Jeda beberapa detik sebelum orang di seberang membalas. "Sepertinya tidak ada ruangan yang ditata berbeda dari biasanya. Juru masak juga membuat makanan yang jumlahnya sesuai penghuni yang tinggal di sana."
"Apa tidak seperti akan diadakan pesta pernikahan besok? Mungkin dekorasi meja ijab kabul? Atau meja sajian untuk tamu?" Desak Arch.
"Tidak ada, Tuan Arch. Bahkan Tuan Juan tidak ada di tempat saat tim kami tiba. Kemungkinan sedang sibuk di kantor." Jawabnya tetap bersabar dengan berondongan tanya dari Arch.
Arch mendesah panjang. "Apa juga tidak ada bisik-bisik karyawan tentang pesta pernikahan?"
Terdengar suara napas berembus dari seberang. "Maaf, Tuan Arch!
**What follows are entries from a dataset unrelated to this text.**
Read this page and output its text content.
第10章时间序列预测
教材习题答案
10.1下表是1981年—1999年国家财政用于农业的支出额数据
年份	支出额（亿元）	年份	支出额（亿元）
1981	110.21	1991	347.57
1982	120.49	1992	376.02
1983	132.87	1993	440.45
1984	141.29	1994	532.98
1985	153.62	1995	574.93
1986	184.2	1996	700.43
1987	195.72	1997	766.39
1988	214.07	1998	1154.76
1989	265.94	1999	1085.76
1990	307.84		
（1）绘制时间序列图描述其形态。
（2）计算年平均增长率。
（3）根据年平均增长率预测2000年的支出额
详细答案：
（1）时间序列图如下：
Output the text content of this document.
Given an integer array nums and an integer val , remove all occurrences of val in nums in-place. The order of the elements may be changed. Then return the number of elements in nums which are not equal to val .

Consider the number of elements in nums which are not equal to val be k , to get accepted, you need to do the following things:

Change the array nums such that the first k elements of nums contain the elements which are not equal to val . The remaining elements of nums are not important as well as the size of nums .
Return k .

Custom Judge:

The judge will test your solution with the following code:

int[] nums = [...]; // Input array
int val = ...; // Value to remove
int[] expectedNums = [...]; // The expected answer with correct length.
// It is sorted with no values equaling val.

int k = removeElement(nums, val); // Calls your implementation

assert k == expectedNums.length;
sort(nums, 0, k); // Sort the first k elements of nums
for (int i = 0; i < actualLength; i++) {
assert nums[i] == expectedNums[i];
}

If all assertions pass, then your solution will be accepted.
Tapi kami tidak mendapatkan informasi apapun selain kegiatan harian para karyawan rumah Tuan Juan."
Arch menggigit bibirnya. "Baiklah, terima kasih banyak atas kerja samanya."
"Baik, Pak!" Jawab orang di seberang mengakhiri percakapan.
Arch mencengkeram ponselnya erat. Kepalanya menunduk dan menyinggung pembatas balkon. Letupan nyeri bergemuruh dalam dada membuatnya sulit bernapas lega. Bahkan sampai detik ini dia tetap buta akan informasi pernikahan ayahnya. Dia hanya mengikuti intuisi saja. Juan Monarch besok diramalkannya akan mengakhiri status duda meskipun fakta belum digenggamnya.
Sementara di sudut kamar salah satu hotel bintang lima, seorang gadis meringkuk meratapi nasibnya esok pagi. Masa depannya akan segera terjerat rantai seorang duda berusia matang.
Sang gadis menatap layar ponselnya. Nama seorang pria tampil memenuhi layar pesan.
Sang gadis menggigit bibirnya. "Arch," lirihnya sendu.
Beberapa kali dua ibu jarinya menyentuh deretan huruf hingga terangkai kata. Namun beberapa kali pula jemari yang lain mengurungkan niatnya.
Sri pasrah. Dia mendaratkan punggungnya pada pembaringan.
Juan menyediakan kamar terbaik dalam hotel bintang lima untuk menginap semalam calon mempelai wanita sebelum ijab kabul. Gaun terbaik pun telah menemani Sri dalam ruangan mewah itu. Asesoris dan alat rias pengantin juga telah tersedia. Sri hanya menanti perias profesional yang akan datang esok selepas fajar.
Seorang gadis dan seorang pemuda terlelap hingga tengah malam tiba dalam ruangan sunyi mereka masing-masing. Mereka terjaga pada waktu sama dalam kamar yang berbeda. Mereka bergegas mengambil wudhu dalam kamar kecil yang berlainan untuk membasuh bagian-bagian tubuh tertentu sebelum sujud panjang dalam isakan.
Sang pemuda memohon dengan kerendahan hatinya pada Sang Pencipta. Dia hanya berkawan jas mewah terbaru yang akan dikenakan dalam pertemuan penting dengan klien pagi ini.
Sang gadis terisak dalam pintanya pada Sang Maha Kuasa. Gaun mewah menjadi saksi bisu air matanya yang tak mampu dibendung.